Dix anciens camarades de la résistance se retrouvent, après quinze ans d'éloignement, à l'initiative de deux d'entre eux: l'industriel aisé François Renaud-Picart (Paul Meurisse) et l'ancienne pasionaria du groupe, Marie-Octobre (Danielle Darrieux), celle que tous ont, à un moment ou un autre, aimée... Au menu de la soirée, un repas copieux préparé par Victorine (Jeanne Fusier-Gir), la domestique fidèle de Picart, des hommages répétés à Castille, leur commandant, tombé lors d'un affrontement avec la gestapo, et des grandes tapes dans le dos entre l'imprimeur Rougier (Serge Reggiani), l'avocat Simoneau (Bernard Blier), le traiteur Martinval (Paul Frankeur) qui aime tant le catch, l'ancien lutteur Bernardi (Lino Ventura), devenu tenancier d'un établissement de Pigalle, le médecin Thibaud (Daniel Ivernel), l'ancien coureur de jupons devenu prêtre catholique, Le Gueven (Paul Guers), Vandamme, le fonctionnaire intègre et contrôleur des contributions (Noël Roquevert), ou le serrurier Blanchet (Robert Dalban). On parlera de tout et de rien, on célèbrera l'esprit de résistance, on taquine les copains. Et puis Marie-Octobre finit par révéler le but des retrouvailles: la mort de Castille est l'aboutissement d'une traîtrise, et l'un des convives présents a contribué à sa mort et a donné le groupe, et par là-même a causé la mort de tous les autres membres du réseau. Il va donc falloir à tous ces gens, autrefois unis dans l'esprit de résistance, décortiquer les événements de la soirée fatale d'Août 1944... Et trouver le coupable, le pousser à se suicider. 

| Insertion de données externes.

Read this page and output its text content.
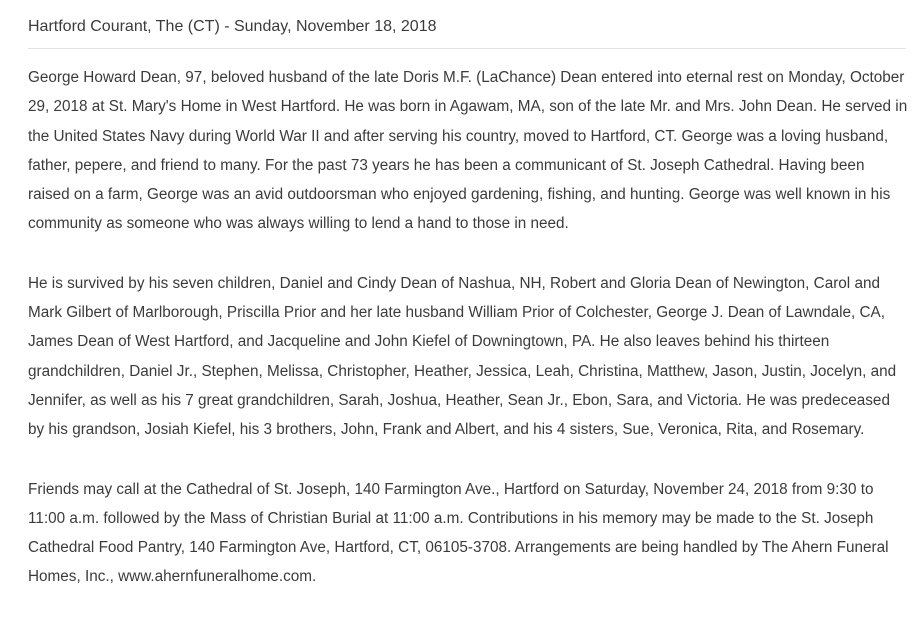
Hartford Courant, The (CT) - Sunday, November 18, 2018

George Howard Dean, 97, beloved husband of the late Doris M.F. (LaChance) Dean entered into eternal rest on Monday, October 29, 2018 at St. Mary's Home in West Hartford. He was born in Agawam, MA, son of the late Mr. and Mrs. John Dean. He served in the United States Navy during World War II and after serving his country, moved to Hartford, CT. George was a loving husband, father, pepere, and friend to many. For the past 73 years he has been a communicant of St. Joseph Cathedral. Having been raised on a farm, George was an avid outdoorsman who enjoyed gardening, fishing, and hunting. George was well known in his community as someone who was always willing to lend a hand to those in need.

He is survived by his seven children, Daniel and Cindy Dean of Nashua, NH, Robert and Gloria Dean of Newington, Carol and Mark Gilbert of Marlborough, Priscilla Prior and her late husband William Prior of Colchester, George J. Dean of Lawndale, CA, James Dean of West Hartford, and Jacqueline and John Kiefel of Downingtown, PA. He also leaves behind his thirteen grandchildren, Daniel Jr., Stephen, Melissa, Christopher, Heather, Jessica, Leah, Christina, Matthew, Jason, Justin, Jocelyn, and Jennifer, as well as his 7 great grandchildren, Sarah, Joshua, Heather, Sean Jr., Ebon, Sara, and Victoria. He was predeceased by his grandson, Josiah Kiefel, his 3 brothers, John, Frank and Albert, and his 4 sisters, Sue, Veronica, Rita, and Rosemary.

Friends may call at the Cathedral of St. Joseph, 140 Farmington Ave., Hartford on Saturday, November 24, 2018 from 9:30 to 11:00 a.m. followed by the Mass of Christian Burial at 11:00 a.m. Contributions in his memory may be made to the St. Joseph Cathedral Food Pantry, 140 Farmington Ave, Hartford, CT, 06105-3708. Arrangements are being handled by The Ahern Funeral Homes, Inc., www.ahernfuneralhome.com.
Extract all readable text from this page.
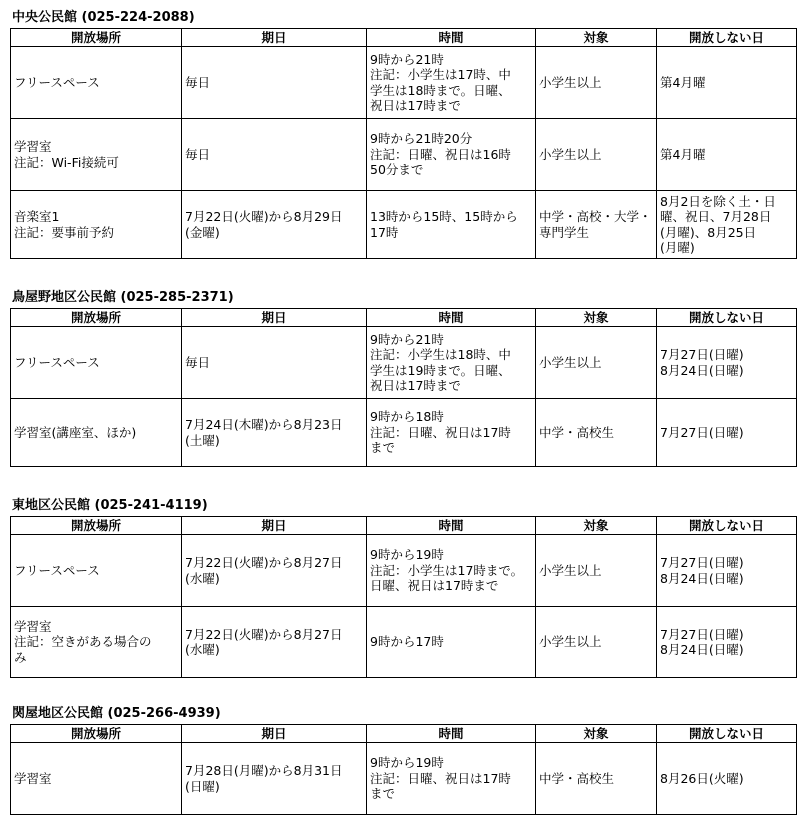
中央公民館 (025-224-2088)
開放場所	期日	時間	対象	開放しない日

フリースペース	毎日	9時から21時
注記：小学生は17時、中
学生は18時まで。日曜、
祝日は17時まで	小学生以上	第4月曜

学習室
注記：Wi-Fi接続可	毎日	9時から21時20分
注記：日曜、祝日は16時
50分まで	小学生以上	第4月曜

音楽室1
注記：要事前予約	7月22日(火曜)から8月29日
(金曜)	13時から15時、15時から
17時	中学・高校・大学・
専門学生	8月2日を除く土・日
曜、祝日、7月28日
(月曜)、8月25日
(月曜)
鳥屋野地区公民館 (025-285-2371)
開放場所	期日	時間	対象	開放しない日

フリースペース	毎日	9時から21時
注記：小学生は18時、中
学生は19時まで。日曜、
祝日は17時まで	小学生以上	7月27日(日曜)
8月24日(日曜)

学習室(講座室、ほか)	7月24日(木曜)から8月23日
(土曜)	9時から18時
注記：日曜、祝日は17時
まで	中学・高校生	7月27日(日曜)
東地区公民館 (025-241-4119)
開放場所	期日	時間	対象	開放しない日

フリースペース	7月22日(火曜)から8月27日
(水曜)	9時から19時
注記：小学生は17時まで。
日曜、祝日は17時まで	小学生以上	7月27日(日曜)
8月24日(日曜)

学習室
注記：空きがある場合の
み	7月22日(火曜)から8月27日
(水曜)	9時から17時	小学生以上	7月27日(日曜)
8月24日(日曜)
関屋地区公民館 (025-266-4939)
開放場所	期日	時間	対象	開放しない日

学習室	7月28日(月曜)から8月31日
(日曜)	9時から19時
注記：日曜、祝日は17時
まで	中学・高校生	8月26日(火曜)
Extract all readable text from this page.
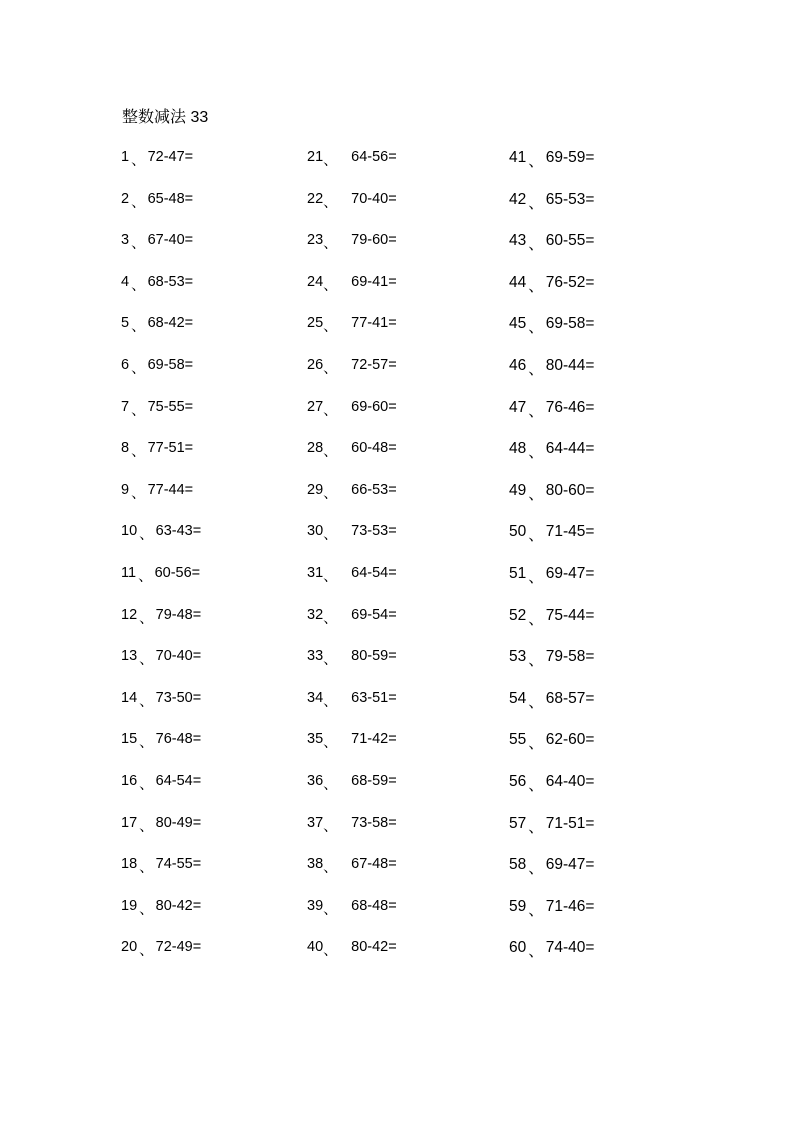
整数减法 33
1 、 72-47=
2 、 65-48=
3 、 67-40=
4 、 68-53=
5 、 68-42=
6 、 69-58=
7 、 75-55=
8 、 77-51=
9 、 77-44=
10 、 63-43=
11 、 60-56=
12 、 79-48=
13 、 70-40=
14 、 73-50=
15 、 76-48=
16 、 64-54=
17 、 80-49=
18 、 74-55=
19 、 80-42=
20 、 72-49=
21 、 64-56=
22 、 70-40=
23 、 79-60=
24 、 69-41=
25 、 77-41=
26 、 72-57=
27 、 69-60=
28 、 60-48=
29 、 66-53=
30 、 73-53=
31 、 64-54=
32 、 69-54=
33 、 80-59=
34 、 63-51=
35 、 71-42=
36 、 68-59=
37 、 73-58=
38 、 67-48=
39 、 68-48=
40 、 80-42=
41 、 69-59=
42 、 65-53=
43 、 60-55=
44 、 76-52=
45 、 69-58=
46 、 80-44=
47 、 76-46=
48 、 64-44=
49 、 80-60=
50 、 71-45=
51 、 69-47=
52 、 75-44=
53 、 79-58=
54 、 68-57=
55 、 62-60=
56 、 64-40=
57 、 71-51=
58 、 69-47=
59 、 71-46=
60 、 74-40=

Ce n'est pas du théâtre filmé, et pourtant ça en prend le chemin: Duvivier adapte avec l'auteur un roman noir de Jacques Robert, paru en 1948; le script est conçu sur une unité de lieu et de temps, et les dix personnages principaux ne se quittent quasiment jamais. Les dialogues, concoctés par Henri Jeanson, sont directs, d'un naturel assez impressionnant, surtout si on considère les habitudes du cinéma Français en la matière. On n'abuse pas trop du dialogue pratique, du genre "mais Blanchet, toi qui es serrurier, marié et avec trois enfants, veux-tu reprendre de la blanquette?" même si de toute évidence le dialogue ici a un rôle prépondérant dans le développement de l'action. Mais en réunissant 5 monstres sacrés, tris seconds rôles brillants et deux acteurs de moindre réputation (Guers et Ivernel) mais qui sont excellents de bout en bout, il est indéniable qu'il y a là une recherche de l'efficacité immédiate, du flamboiement des acteurs, et que l'affiche a du jouer un rôle considérable dans le rayonnement du film...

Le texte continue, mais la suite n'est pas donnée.